ブレット・イーストン・エリス『アメリカン・サイコ』(1991)

アメリカン・サイコ〈上〉 (角川文庫)

アメリカン・サイコ〈上〉 (角川文庫)

 

★★★★

80年代。ウォール街で働く26歳のパトリック・ベイトマンは、ブランドものに身を包み、仲間たちとレストランで会食したり、女たちとセックスしたりする生活に明け暮れていた。その一方で、彼は殺人嗜癖を満たすべく、無差別に人を殺している。

いまラスティーズでチャールズ・マーフィーと酒を飲んでいて、これで勢いをつけてから、イヴリンのクリスマスパーティーに顔を出すところだ。私が着ているのは、四つボタンでダブルのウールとシルクのスーツ、ボタンダウンカラーをつけたヴァレンチノ・クチュールのコットンシャツ、連続模様の絹ネクタイがアルマーニ、キャップトウの革のスリップオンマフラー靴がアレン・エドモンズ。マーフィーが着ているのは、六つボタンでダブルのウールギャバジンのスーツで、これはクレージュのもの。タブカラーをつけたストライブのコットンシャツと、シルククレープのフラール織ネクタイが、どちらもヒューゴ・ボス。(214)

80年代アメリカの駄目な部分をこれでもかと突きつけていてインパクトがあった。本作を読むと、当時のアメリカも日本のバブル時代と変わらなかったんだなあと思う。ここでは不動産王ドナルド・トランプヒエラルキーの頂点にあり、どれだけ良いブランド品を身に着け、どれだけ高級なレストランで食事をするかが至上の価値にある。人物が登場するとまず着ている服に注目し、上の引用のような描写が執拗に何度も出てくる。作中に氾濫するブランドの名前、有名人の名前……。まさに物質文明の境地を極めていると言えよう。
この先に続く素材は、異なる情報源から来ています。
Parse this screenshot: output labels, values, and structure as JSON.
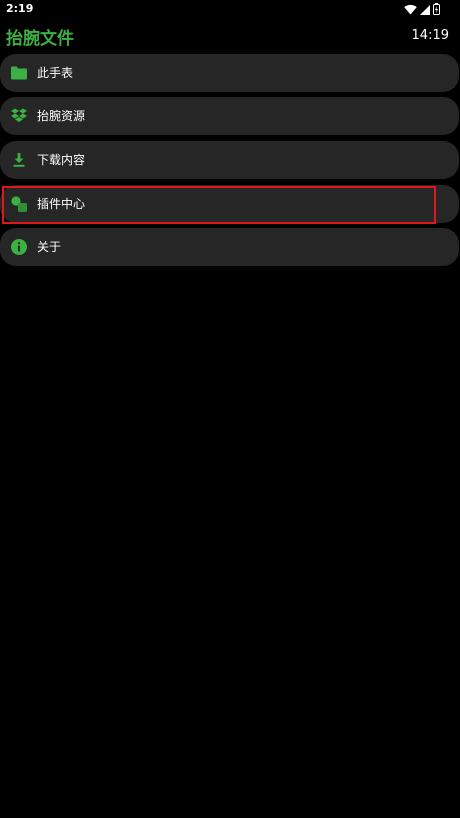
{
  "status_bar": {
    "time": "2:19",
    "icons": [
      "wifi-icon",
      "signal-icon",
      "battery-icon"
    ]
  },
  "header": {
    "title": "抬腕文件",
    "clock": "14:19"
  },
  "menu": {
    "items": [
      {
        "label": "此手表",
        "icon": "folder-icon"
      },
      {
        "label": "抬腕资源",
        "icon": "dropbox-icon"
      },
      {
        "label": "下载内容",
        "icon": "download-icon"
      },
      {
        "label": "插件中心",
        "icon": "shapes-icon",
        "highlighted": true
      },
      {
        "label": "关于",
        "icon": "info-icon"
      }
    ]
  },
  "colors": {
    "accent": "#3cb043",
    "item_background": "#262626",
    "background": "#000000",
    "highlight_border": "#e0161b"
  }
}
語り手のパトリック・ベイトマンはエリートビジネスマンなのだけど、仕事の場面はほとんどなく、専らプライベートの部分に焦点が当てられている。仲間たちとの会食、女たちとのセックス、フェイシャル(美顔術)、マニキュア(美爪術)、 ペディキュア(足の手入れ)、ジムでのトレーニング、そして、退屈な人生に一片の刺激を与えるかのように殺人がある。本作にはこれといった明確なストーリーはなく、『トレインスポッティング』【Amazon】みたいに生活の断片を積み重ねている。ベイトマンの過去はほとんど謎で、分かっているのはハーヴァードのビジネススクールを出たことくらい。確かに高収入で良い生活は送っているのものの、個人的にその消費生活はどこか空虚に見える。本作の登場人物は何のために生きているのかさっぱり分からないけど、翻って自分のことを考えると、まあ、彼らと大差ない不毛な人生を送っているなあと思う。我々はいったい何のために生まれ、何のために生きるのか? 本作はそんな哲学的な問いを突きつけてくるような小説と言えるだろう。殺人描写も猟奇的でえぐいので、そういうのが好きな人にもお勧めである。